There's a not-so-secret fact about living in the D.C. area: the Metro is a pretty bad mode of transportation. Even when you take out the whole catching-on-fire thing (which you shouldn't, it happens a lot and there's even a website tracking if it's caught on fire today), the train system is a mess. Gripe all you want about the New York City subway but at least it runs all night. The Metro does not.
Despite serving a major metropolitan area, the Metro closes down at midnight. The last train leaves the nearest station to Nationals Park at 11:39 PM. This is a particular problem on days like today, when the Nationals play the Dodgers in Game 5 of the National League Division Series and first pitch isn't until 8:08 PM.
The powers-that-be at the Metro aren't budging and keeping it open later. Now, normally not changing city operations just for sports events makes sense and is logical but if there are, like, thousands of people, maybe upwards of 10,000 fans, that need to catch a train to get home late at night, I mean, it could be time to reassess how you do things. Instead, D.C. pols and people who can actually enact change are winking and nodding at how screwed the fans might be.

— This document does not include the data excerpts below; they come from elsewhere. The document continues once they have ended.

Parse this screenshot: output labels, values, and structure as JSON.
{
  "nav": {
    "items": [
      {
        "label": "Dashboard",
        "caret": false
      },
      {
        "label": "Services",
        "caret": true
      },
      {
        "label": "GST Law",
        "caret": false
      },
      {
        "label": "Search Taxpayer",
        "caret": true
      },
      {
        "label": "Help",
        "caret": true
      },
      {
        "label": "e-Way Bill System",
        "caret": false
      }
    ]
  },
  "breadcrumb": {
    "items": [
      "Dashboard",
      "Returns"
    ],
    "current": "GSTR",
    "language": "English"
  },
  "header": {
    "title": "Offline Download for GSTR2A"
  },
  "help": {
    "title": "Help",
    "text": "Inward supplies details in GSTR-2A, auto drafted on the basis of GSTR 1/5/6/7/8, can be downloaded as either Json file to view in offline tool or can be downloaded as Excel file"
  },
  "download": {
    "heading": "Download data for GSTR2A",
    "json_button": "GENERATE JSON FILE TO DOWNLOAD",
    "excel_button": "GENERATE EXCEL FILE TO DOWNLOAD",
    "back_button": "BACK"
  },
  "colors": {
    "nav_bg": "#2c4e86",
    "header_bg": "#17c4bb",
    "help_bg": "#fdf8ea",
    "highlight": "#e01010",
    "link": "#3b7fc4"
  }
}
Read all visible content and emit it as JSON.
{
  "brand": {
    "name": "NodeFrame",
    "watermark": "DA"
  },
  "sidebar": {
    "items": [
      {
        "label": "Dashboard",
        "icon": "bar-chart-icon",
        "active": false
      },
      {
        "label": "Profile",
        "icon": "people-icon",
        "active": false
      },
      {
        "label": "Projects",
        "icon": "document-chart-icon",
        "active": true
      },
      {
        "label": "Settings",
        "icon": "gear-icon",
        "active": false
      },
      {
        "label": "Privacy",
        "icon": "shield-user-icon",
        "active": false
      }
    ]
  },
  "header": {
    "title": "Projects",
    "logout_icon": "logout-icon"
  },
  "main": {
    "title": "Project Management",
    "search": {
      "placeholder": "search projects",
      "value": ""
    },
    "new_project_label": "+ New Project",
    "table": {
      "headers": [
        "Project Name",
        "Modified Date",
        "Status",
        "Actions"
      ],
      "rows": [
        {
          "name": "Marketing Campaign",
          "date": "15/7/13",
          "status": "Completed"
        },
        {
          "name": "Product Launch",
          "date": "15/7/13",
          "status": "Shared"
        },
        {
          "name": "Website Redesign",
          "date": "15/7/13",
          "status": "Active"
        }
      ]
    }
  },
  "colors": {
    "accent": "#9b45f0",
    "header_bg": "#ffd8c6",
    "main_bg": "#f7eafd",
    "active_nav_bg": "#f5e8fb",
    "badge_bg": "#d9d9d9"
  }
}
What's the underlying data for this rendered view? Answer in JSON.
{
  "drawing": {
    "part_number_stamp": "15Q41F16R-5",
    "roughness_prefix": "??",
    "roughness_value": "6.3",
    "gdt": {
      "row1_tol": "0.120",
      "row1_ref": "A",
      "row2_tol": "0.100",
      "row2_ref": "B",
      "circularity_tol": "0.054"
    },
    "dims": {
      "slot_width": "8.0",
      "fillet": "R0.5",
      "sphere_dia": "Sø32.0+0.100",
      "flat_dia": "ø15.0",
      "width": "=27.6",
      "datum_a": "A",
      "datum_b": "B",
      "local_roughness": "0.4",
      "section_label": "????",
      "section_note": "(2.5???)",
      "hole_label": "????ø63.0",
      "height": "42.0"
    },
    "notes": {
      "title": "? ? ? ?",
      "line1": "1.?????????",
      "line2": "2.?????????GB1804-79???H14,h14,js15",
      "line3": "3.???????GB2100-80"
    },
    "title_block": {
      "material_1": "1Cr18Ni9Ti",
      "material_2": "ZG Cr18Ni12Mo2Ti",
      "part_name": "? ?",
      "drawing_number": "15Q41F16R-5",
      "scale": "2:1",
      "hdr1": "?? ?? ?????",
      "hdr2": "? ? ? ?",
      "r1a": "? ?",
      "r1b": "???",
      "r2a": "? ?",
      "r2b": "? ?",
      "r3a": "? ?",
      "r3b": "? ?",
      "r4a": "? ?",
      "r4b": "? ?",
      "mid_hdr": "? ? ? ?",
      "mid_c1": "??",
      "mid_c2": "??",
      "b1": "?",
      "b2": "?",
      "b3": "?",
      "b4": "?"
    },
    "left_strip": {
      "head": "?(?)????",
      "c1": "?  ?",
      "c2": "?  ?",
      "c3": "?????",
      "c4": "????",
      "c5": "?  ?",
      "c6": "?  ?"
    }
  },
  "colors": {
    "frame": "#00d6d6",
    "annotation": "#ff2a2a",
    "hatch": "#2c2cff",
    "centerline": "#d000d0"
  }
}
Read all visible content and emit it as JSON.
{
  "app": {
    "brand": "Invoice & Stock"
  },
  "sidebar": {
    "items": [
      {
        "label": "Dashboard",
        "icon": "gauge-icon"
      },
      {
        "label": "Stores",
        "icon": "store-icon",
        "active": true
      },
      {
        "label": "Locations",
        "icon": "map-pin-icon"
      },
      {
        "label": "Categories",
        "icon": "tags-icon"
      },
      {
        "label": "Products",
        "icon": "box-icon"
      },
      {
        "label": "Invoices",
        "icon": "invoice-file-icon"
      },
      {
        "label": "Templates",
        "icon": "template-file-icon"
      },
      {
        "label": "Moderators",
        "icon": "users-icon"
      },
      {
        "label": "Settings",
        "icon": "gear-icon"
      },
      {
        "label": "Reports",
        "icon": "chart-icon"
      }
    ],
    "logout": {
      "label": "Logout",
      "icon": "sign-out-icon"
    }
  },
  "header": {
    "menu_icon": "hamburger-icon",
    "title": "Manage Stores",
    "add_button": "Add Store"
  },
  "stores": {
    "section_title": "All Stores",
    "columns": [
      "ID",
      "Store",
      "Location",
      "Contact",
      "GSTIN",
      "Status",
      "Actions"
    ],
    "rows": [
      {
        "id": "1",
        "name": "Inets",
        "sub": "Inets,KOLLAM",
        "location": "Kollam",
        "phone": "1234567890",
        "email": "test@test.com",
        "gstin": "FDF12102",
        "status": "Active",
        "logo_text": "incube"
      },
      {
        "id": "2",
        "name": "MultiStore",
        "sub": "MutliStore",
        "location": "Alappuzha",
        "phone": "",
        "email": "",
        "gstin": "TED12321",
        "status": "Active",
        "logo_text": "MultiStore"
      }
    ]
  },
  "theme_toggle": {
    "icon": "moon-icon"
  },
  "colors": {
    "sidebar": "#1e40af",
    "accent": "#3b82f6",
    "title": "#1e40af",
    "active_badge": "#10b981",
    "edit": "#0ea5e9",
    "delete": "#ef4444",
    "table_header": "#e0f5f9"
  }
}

"Nats fans are amazingly persistent and creative, and we know that they're going to plan ahead," Washington D.C. mayor Muriel Bowser said, probably restraining herself from dropping in a "LOLZ" for emphasis.
Luckily, Nationals fans actually do seem to be the creative type. Steve Mears, a writer for the Washington blog TalkNats, created a Twitter hashtag, #NatsRide, where people can coordinate car-pooling to the ballpark, or even just to a sports bar in the neighborhood. Instead of paying $75 for an Uber, Nats fans can get to the game on the arm, and maybe make a friend, or narrowly avoid death—just like the Metro!—along the way. It's a beautiful match of technology and care for your fellow fan.
Mears told the Washington Post that he's facilitated at least 150 ride shares, including one for Patti Rodgers, who threw caution to the wind when she was hooked up with a fellow fan with a car, David Gaines.
"I've never met him before and I hope he's not an axe murderer," Rodgers told the Post. "But it's really no different than having to trust that the guy driving your Lyft isn't an axe murderer."
Nationals fans: willing to risk getting in a car with hopefully-not-an-axe-murderer just to watch their team because their own city left them no choice.